The efficiency of system-call implementations are clearly in the domain of the operating system vendor, but unnecessary calls to the system might originate from a variety of places.
Whether library calls involve system-supplied libraries or application libraries, the fact that they are contained in libraries offers a chance for adding instrumentation.
At a lower level of analysis, CPU cycles are often attributed as:
User cycles represent the amount of CPU cycles used in the user mode. This includes the time spent for some system calls when their logic does not require switching to kernel mode.
System cycles represent the amount of CPU cycles used in the kernel mode. This includes time spent in the OS kernel due to system calls from processes, as well as due to kernel internal operations such as servicing hardware events.
Prior to the release of the Solaris 9 OS, time spent in interrupt handlers was not attributed as either system or user time. Whether or not interrupt processing is observable, it will certainly account for some percentage of actual CPU usage. The servicing of some interface cards, such as gigabit ethernet cards, can consume a large proportion of a CPU.
It is noteworthy that the precision of CPU usage attribution in the Solaris OS is not 100 percent accurate. The quality of time accounting in the Solaris OS is under continuous improvement and will vary between software releases.
Some low-level phenomena in a system can help explain CPU consumption in the previously described categories. Analysis of these events is largely in the domain of gurus, but tools are evolving that can digest this information into metrics that can be used by a broader range of analysts.
Traps
Esoterica
The Solaris 9 OS introduces the trapstat(1M) tool for reporting on time spent in low-level service routines including traps9 and interrupts. Traps occur for low-level events such as delays in remapping memory accesses or handling certain numerical exceptions.
Tools like busstat(1M) and cpustat(1M) can be used to report on low-level counters embedded in the CPU or system architecture. Useful analysis with these tools requires very specific knowledge of low-level architectural factors.
Elapsed time, which is not attributable simply to CPU usage, might be attributed to the following categories:
I/O delays
Scheduling delays
Memory delays
Protocol delays
Synchronization delays
All I/O is very slow compared to CPU speeds.
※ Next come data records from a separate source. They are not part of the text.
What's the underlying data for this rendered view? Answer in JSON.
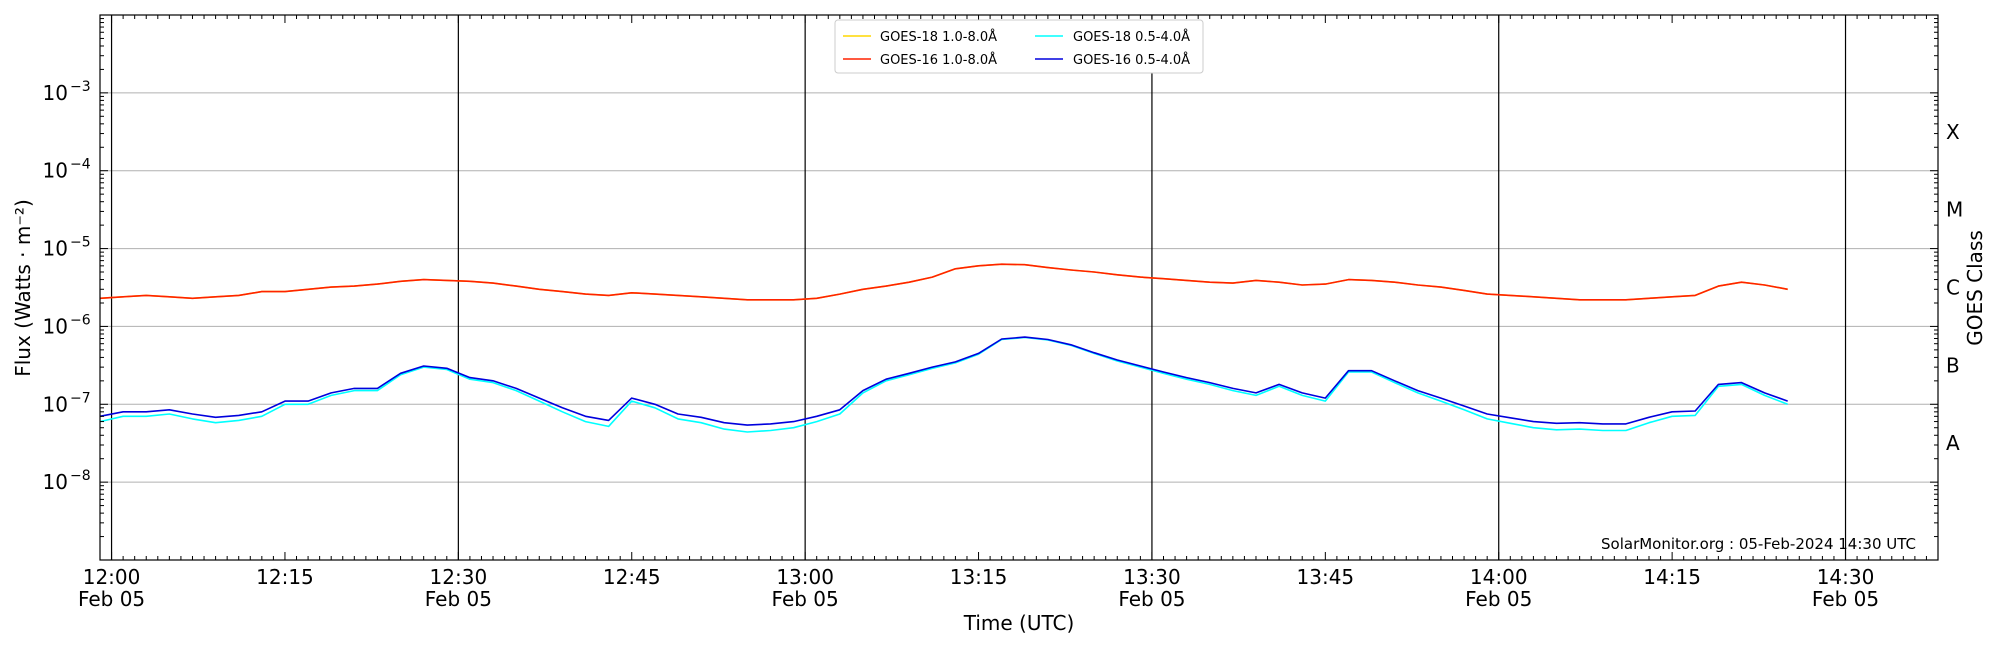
{
  "chart_data": {
    "type": "line",
    "xlabel": "Time (UTC)",
    "ylabel": "Flux (Watts · m⁻²)",
    "right_ylabel": "GOES Class",
    "yscale": "log",
    "ylim": [
      1e-09,
      0.01
    ],
    "xlim": [
      "11:59",
      "14:38"
    ],
    "x_ticks": [
      {
        "time": "12:00",
        "line1": "12:00",
        "line2": "Feb 05"
      },
      {
        "time": "12:15",
        "line1": "12:15",
        "line2": ""
      },
      {
        "time": "12:30",
        "line1": "12:30",
        "line2": "Feb 05"
      },
      {
        "time": "12:45",
        "line1": "12:45",
        "line2": ""
      },
      {
        "time": "13:00",
        "line1": "13:00",
        "line2": "Feb 05"
      },
      {
        "time": "13:15",
        "line1": "13:15",
        "line2": ""
      },
      {
        "time": "13:30",
        "line1": "13:30",
        "line2": "Feb 05"
      },
      {
        "time": "13:45",
        "line1": "13:45",
        "line2": ""
      },
      {
        "time": "14:00",
        "line1": "14:00",
        "line2": "Feb 05"
      },
      {
        "time": "14:15",
        "line1": "14:15",
        "line2": ""
      },
      {
        "time": "14:30",
        "line1": "14:30",
        "line2": "Feb 05"
      }
    ],
    "vertical_lines": [
      "12:00",
      "12:30",
      "13:00",
      "13:30",
      "14:00",
      "14:30"
    ],
    "y_ticks": [
      {
        "value": 1e-08,
        "mantissa": "10",
        "exponent": "−8"
      },
      {
        "value": 1e-07,
        "mantissa": "10",
        "exponent": "−7"
      },
      {
        "value": 1e-06,
        "mantissa": "10",
        "exponent": "−6"
      },
      {
        "value": 1e-05,
        "mantissa": "10",
        "exponent": "−5"
      },
      {
        "value": 0.0001,
        "mantissa": "10",
        "exponent": "−4"
      },
      {
        "value": 0.001,
        "mantissa": "10",
        "exponent": "−3"
      }
    ],
    "goes_classes": [
      {
        "label": "A",
        "value": 3.16e-08
      },
      {
        "label": "B",
        "value": 3.16e-07
      },
      {
        "label": "C",
        "value": 3.16e-06
      },
      {
        "label": "M",
        "value": 3.16e-05
      },
      {
        "label": "X",
        "value": 0.000316
      }
    ],
    "grid": true,
    "legend_position": "top-center",
    "credit": "SolarMonitor.org : 05-Feb-2024 14:30 UTC",
    "times": [
      "11:59",
      "12:01",
      "12:03",
      "12:05",
      "12:07",
      "12:09",
      "12:11",
      "12:13",
      "12:15",
      "12:17",
      "12:19",
      "12:21",
      "12:23",
      "12:25",
      "12:27",
      "12:29",
      "12:31",
      "12:33",
      "12:35",
      "12:37",
      "12:39",
      "12:41",
      "12:43",
      "12:45",
      "12:47",
      "12:49",
      "12:51",
      "12:53",
      "12:55",
      "12:57",
      "12:59",
      "13:01",
      "13:03",
      "13:05",
      "13:07",
      "13:09",
      "13:11",
      "13:13",
      "13:15",
      "13:17",
      "13:19",
      "13:21",
      "13:23",
      "13:25",
      "13:27",
      "13:29",
      "13:31",
      "13:33",
      "13:35",
      "13:37",
      "13:39",
      "13:41",
      "13:43",
      "13:45",
      "13:47",
      "13:49",
      "13:51",
      "13:53",
      "13:55",
      "13:57",
      "13:59",
      "14:01",
      "14:03",
      "14:05",
      "14:07",
      "14:09",
      "14:11",
      "14:13",
      "14:15",
      "14:17",
      "14:19",
      "14:21",
      "14:23",
      "14:25"
    ],
    "series": [
      {
        "name": "GOES-18 1.0-8.0Å",
        "color": "#ffd700",
        "values": [
          2.3e-06,
          2.4e-06,
          2.5e-06,
          2.4e-06,
          2.3e-06,
          2.4e-06,
          2.5e-06,
          2.8e-06,
          2.8e-06,
          3e-06,
          3.2e-06,
          3.3e-06,
          3.5e-06,
          3.8e-06,
          4e-06,
          3.9e-06,
          3.8e-06,
          3.6e-06,
          3.3e-06,
          3e-06,
          2.8e-06,
          2.6e-06,
          2.5e-06,
          2.7e-06,
          2.6e-06,
          2.5e-06,
          2.4e-06,
          2.3e-06,
          2.2e-06,
          2.2e-06,
          2.2e-06,
          2.3e-06,
          2.6e-06,
          3e-06,
          3.3e-06,
          3.7e-06,
          4.3e-06,
          5.5e-06,
          6e-06,
          6.3e-06,
          6.2e-06,
          5.7e-06,
          5.3e-06,
          5e-06,
          4.6e-06,
          4.3e-06,
          4.1e-06,
          3.9e-06,
          3.7e-06,
          3.6e-06,
          3.9e-06,
          3.7e-06,
          3.4e-06,
          3.5e-06,
          4e-06,
          3.9e-06,
          3.7e-06,
          3.4e-06,
          3.2e-06,
          2.9e-06,
          2.6e-06,
          2.5e-06,
          2.4e-06,
          2.3e-06,
          2.2e-06,
          2.2e-06,
          2.2e-06,
          2.3e-06,
          2.4e-06,
          2.5e-06,
          3.3e-06,
          3.7e-06,
          3.4e-06,
          3e-06
        ]
      },
      {
        "name": "GOES-16 1.0-8.0Å",
        "color": "#ff2200",
        "values": [
          2.3e-06,
          2.4e-06,
          2.5e-06,
          2.4e-06,
          2.3e-06,
          2.4e-06,
          2.5e-06,
          2.8e-06,
          2.8e-06,
          3e-06,
          3.2e-06,
          3.3e-06,
          3.5e-06,
          3.8e-06,
          4e-06,
          3.9e-06,
          3.8e-06,
          3.6e-06,
          3.3e-06,
          3e-06,
          2.8e-06,
          2.6e-06,
          2.5e-06,
          2.7e-06,
          2.6e-06,
          2.5e-06,
          2.4e-06,
          2.3e-06,
          2.2e-06,
          2.2e-06,
          2.2e-06,
          2.3e-06,
          2.6e-06,
          3e-06,
          3.3e-06,
          3.7e-06,
          4.3e-06,
          5.5e-06,
          6e-06,
          6.3e-06,
          6.2e-06,
          5.7e-06,
          5.3e-06,
          5e-06,
          4.6e-06,
          4.3e-06,
          4.1e-06,
          3.9e-06,
          3.7e-06,
          3.6e-06,
          3.9e-06,
          3.7e-06,
          3.4e-06,
          3.5e-06,
          4e-06,
          3.9e-06,
          3.7e-06,
          3.4e-06,
          3.2e-06,
          2.9e-06,
          2.6e-06,
          2.5e-06,
          2.4e-06,
          2.3e-06,
          2.2e-06,
          2.2e-06,
          2.2e-06,
          2.3e-06,
          2.4e-06,
          2.5e-06,
          3.3e-06,
          3.7e-06,
          3.4e-06,
          3e-06
        ]
      },
      {
        "name": "GOES-18 0.5-4.0Å",
        "color": "#00ffff",
        "values": [
          6e-08,
          7e-08,
          7e-08,
          7.5e-08,
          6.5e-08,
          5.8e-08,
          6.2e-08,
          7e-08,
          1e-07,
          1e-07,
          1.3e-07,
          1.5e-07,
          1.5e-07,
          2.4e-07,
          3e-07,
          2.8e-07,
          2.1e-07,
          1.9e-07,
          1.5e-07,
          1.1e-07,
          8e-08,
          6e-08,
          5.2e-08,
          1.1e-07,
          9e-08,
          6.5e-08,
          5.8e-08,
          4.8e-08,
          4.4e-08,
          4.6e-08,
          5e-08,
          6e-08,
          7.5e-08,
          1.4e-07,
          2e-07,
          2.4e-07,
          2.9e-07,
          3.4e-07,
          4.4e-07,
          6.8e-07,
          7.2e-07,
          6.7e-07,
          5.7e-07,
          4.5e-07,
          3.6e-07,
          3e-07,
          2.5e-07,
          2.1e-07,
          1.8e-07,
          1.5e-07,
          1.3e-07,
          1.7e-07,
          1.3e-07,
          1.1e-07,
          2.6e-07,
          2.6e-07,
          1.9e-07,
          1.4e-07,
          1.1e-07,
          8.5e-08,
          6.5e-08,
          5.7e-08,
          5e-08,
          4.7e-08,
          4.8e-08,
          4.6e-08,
          4.6e-08,
          5.8e-08,
          7e-08,
          7.2e-08,
          1.7e-07,
          1.8e-07,
          1.3e-07,
          1e-07
        ]
      },
      {
        "name": "GOES-16 0.5-4.0Å",
        "color": "#0000dd",
        "values": [
          7e-08,
          8e-08,
          8e-08,
          8.5e-08,
          7.5e-08,
          6.8e-08,
          7.2e-08,
          8e-08,
          1.1e-07,
          1.1e-07,
          1.4e-07,
          1.6e-07,
          1.6e-07,
          2.5e-07,
          3.1e-07,
          2.9e-07,
          2.2e-07,
          2e-07,
          1.6e-07,
          1.2e-07,
          9e-08,
          7e-08,
          6.2e-08,
          1.2e-07,
          1e-07,
          7.5e-08,
          6.8e-08,
          5.8e-08,
          5.4e-08,
          5.6e-08,
          6e-08,
          7e-08,
          8.5e-08,
          1.5e-07,
          2.1e-07,
          2.5e-07,
          3e-07,
          3.5e-07,
          4.5e-07,
          6.9e-07,
          7.3e-07,
          6.8e-07,
          5.8e-07,
          4.6e-07,
          3.7e-07,
          3.1e-07,
          2.6e-07,
          2.2e-07,
          1.9e-07,
          1.6e-07,
          1.4e-07,
          1.8e-07,
          1.4e-07,
          1.2e-07,
          2.7e-07,
          2.7e-07,
          2e-07,
          1.5e-07,
          1.2e-07,
          9.5e-08,
          7.5e-08,
          6.7e-08,
          6e-08,
          5.7e-08,
          5.8e-08,
          5.6e-08,
          5.6e-08,
          6.8e-08,
          8e-08,
          8.2e-08,
          1.8e-07,
          1.9e-07,
          1.4e-07,
          1.1e-07
        ]
      }
    ]
  }
}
Scheduling delays involve the allocation of and contention for CPU resources. This factor is not nearly as well understood as I/O and memory factors, and it can be very difficult to model, forecast, and comprehend.
Whether at the CPU chip level or due to page faults at the virtual memory abstraction layer, delays in memory access ensue when a memory reference cannot be immediately satisfied from the nearest cache.
Protocols such as TCP/IP may stall on protocol events such as message acknowledgements or retransmissions.
Applications use a variety of mechanisms to coordinate their activities. These mechanisms range from inefficient file system-based schemes (for example, based on lockf(3C)) to more generally efficient techniques, such as machine-optimized mutual-exclusion locking mechanisms (that is, mutexes10). Among the methods used to attain low latency in lock acquisition is the spin lock or busy wait, which is basically a form of polling.
These delays are not necessarily mutually exclusive, and they overlap with the previous categories of time attribution. For example, memory delays might count against %usr or %sys and might relate to the traps and esoterica mentioned above. I/O latencies can include significant CPU and protocol latencies.
Having a complete overview of where the time can go can be most helpful in formulating diagnostic strategies.